I had just finished reading The Liberty Tree Drunk To Sober: A Memoir by Suzanne Harrington. It is the author's brutal and honest story of being a junkie and an alcoholic. It is her journey through the drug parties of East London, meeting Leo at one of these parties, marrying him despite the fact she knows very little about him, loosening the drug habit but getting heavy on the drinking, being self-absorbed and self-centred, having two children all the while having the alcoholism, realising she loves Leo but not in a way a wife or a lover should, getting cancer, separating from the husband, getting sober slowly and getting to know herself better, dealing with the tragedy of Leo's suicide, really getting clear from alcoholism, helping her kids come to term with their father's suicide and finally becoming a truly sober mum to her two kids.
To me personally, the narrator in this memoir is a person who reads a lot, intelligent, strong-willed, impulsive at times, emotionally retarded and an individual who likes to avoid the truth. For most of her adult life she hides her feelings either in drugs or alcohol. She takes drug to the extent she begins to hear voices in her head. Addiction to drugs causes her to have extreme paranoia and she lost her boyfriend Harry because of her liking for substances that provide instant gratification. Substance abuse can muddle up your brain so much that you fail to realise even the most basic fact about yourself, however intelligent you are. For example if you want others to like you, you must first of all like yourself. It is difficult even for you to like yourself, when you are always jittery and screaming your head off and gets into fights when you desperately need your alcohol fix, or you wake up in your own vomit in the morning, having a splitting headache and being unaware that your toddler has been crying for hours beside you, or in your hangover moodiness you say things to your spouse which are so toxic that you know you had no excuse for except that you are cruel and very self-centred.

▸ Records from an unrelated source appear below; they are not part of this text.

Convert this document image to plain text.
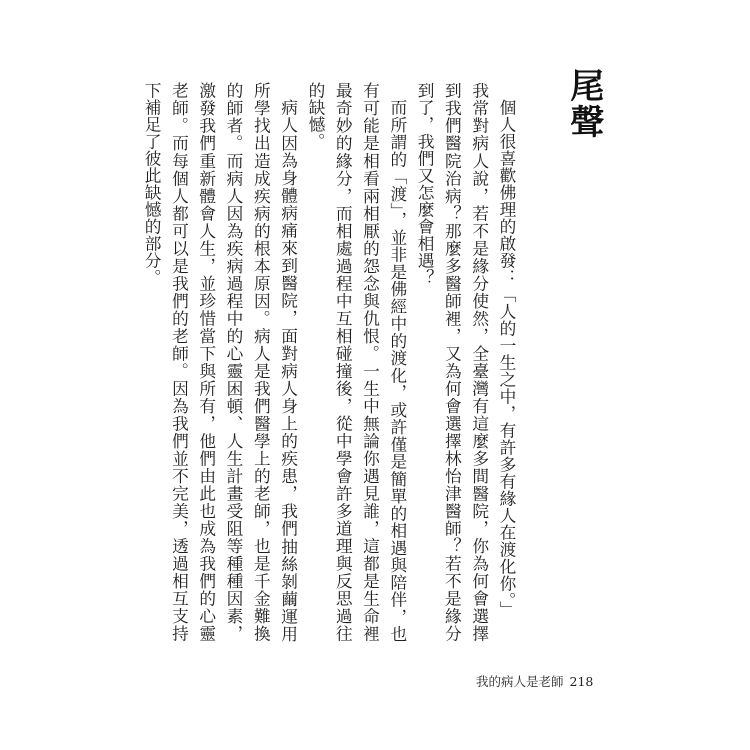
尾聲

個人很喜歡佛理的啟發：「人的一生之中，有許多有緣人在渡化你。」

我常對病人說，若不是緣分使然，全臺灣有這麼多間醫院，你為何會選擇到我們醫院治病？那麼多醫師裡，又為何會選擇林怡津醫師？若不是緣分到了，我們又怎麼會相遇？

而所謂的「渡」，並非是佛經中的渡化，或許僅是簡單的相遇與陪伴，也有可能是相看兩相厭的怨念與仇恨。一生中無論你遇見誰，這都是生命裡最奇妙的緣分，而相處過程中互相碰撞後，從中學會許多道理與反思過往的缺憾。

病人因為身體病痛來到醫院，面對病人身上的疾患，我們抽絲剝繭運用所學找出造成疾病的根本原因。病人是我們醫學上的老師，也是千金難換的師者。而病人因為疾病過程中的心靈困頓、人生計畫受阻等種種因素，激發我們重新體會人生，並珍惜當下與所有，他們由此也成為我們的心靈老師。而每個人都可以是我們的老師。因為我們並不完美，透過相互支持下補足了彼此缺憾的部分。

我的病人是老師 218
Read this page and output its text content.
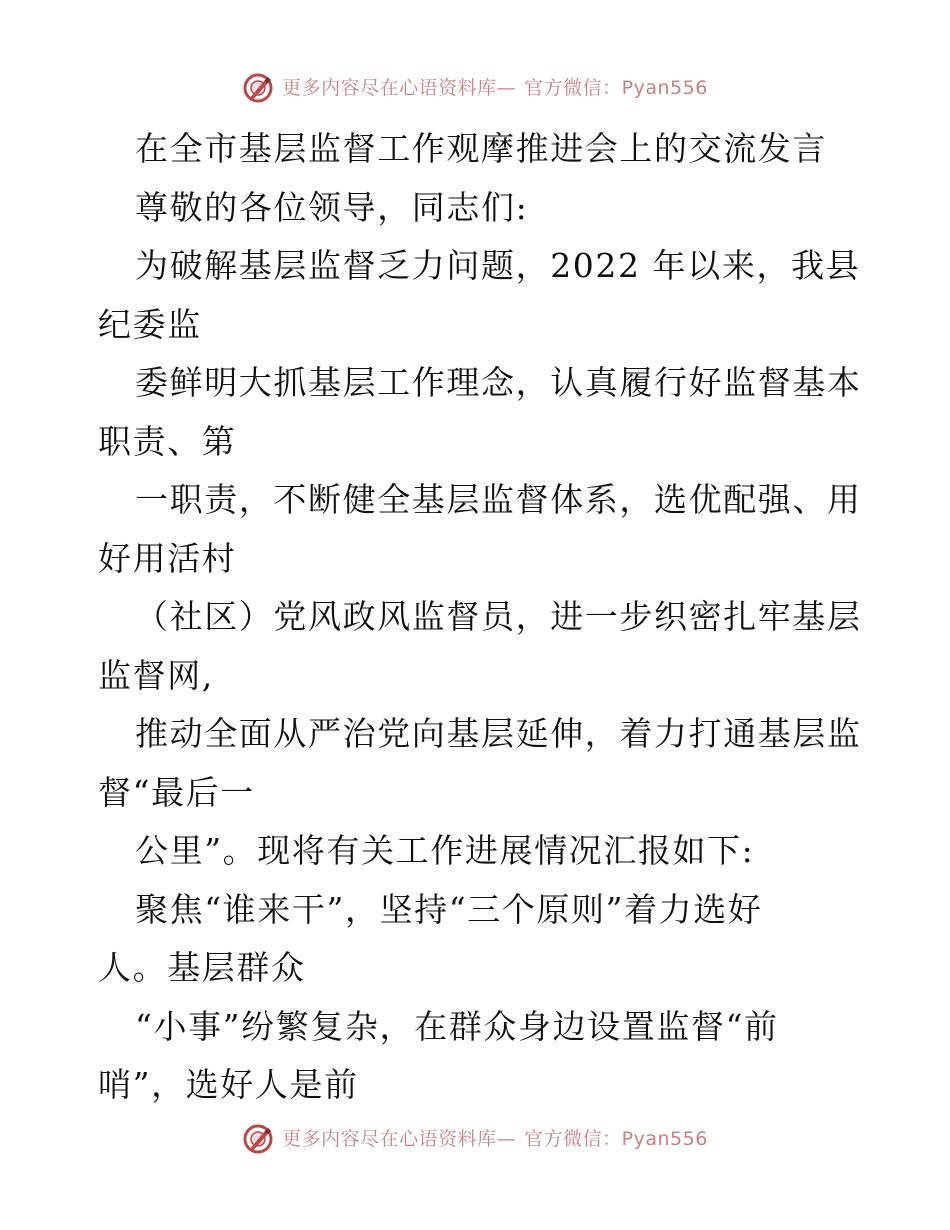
更多内容尽在心语资料库— 官方微信：Pyan556

在全市基层监督工作观摩推进会上的交流发言

尊敬的各位领导，同志们:

为破解基层监督乏力问题，2022 年以来，我县

纪委监

委鲜明大抓基层工作理念，认真履行好监督基本

职责、第

一职责，不断健全基层监督体系，选优配强、用

好用活村

（社区）党风政风监督员，进一步织密扎牢基层

监督网,

推动全面从严治党向基层延伸，着力打通基层监

督“最后一

公里”。现将有关工作进展情况汇报如下:

聚焦“谁来干”，坚持“三个原则”着力选好

人。基层群众

“小事”纷繁复杂，在群众身边设置监督“前

哨”，选好人是前

更多内容尽在心语资料库— 官方微信：Pyan556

Addiction is a disease that needs to be addressed just like any other disease. First and foremost the addict himself must realise there is a problem. He or she must desire to get rid of the habit for the good or himself or herself, not because to get someone off his or her back. Suzanne was almost at the brink, almost at the point of no return when she truthfully reaches out for help for herself. While she is recovering from the alcoholism, tragedy strikes in the form of her estranged husband's suicide. It is very brave of her to be able to put all she has been through into this memoir dedicated to her late husband and written in manner like she is talking to her two kids. It has been a long journey and a difficult struggle for her but she did it at last. She frees herself from the shackles of drugs and alcoholism.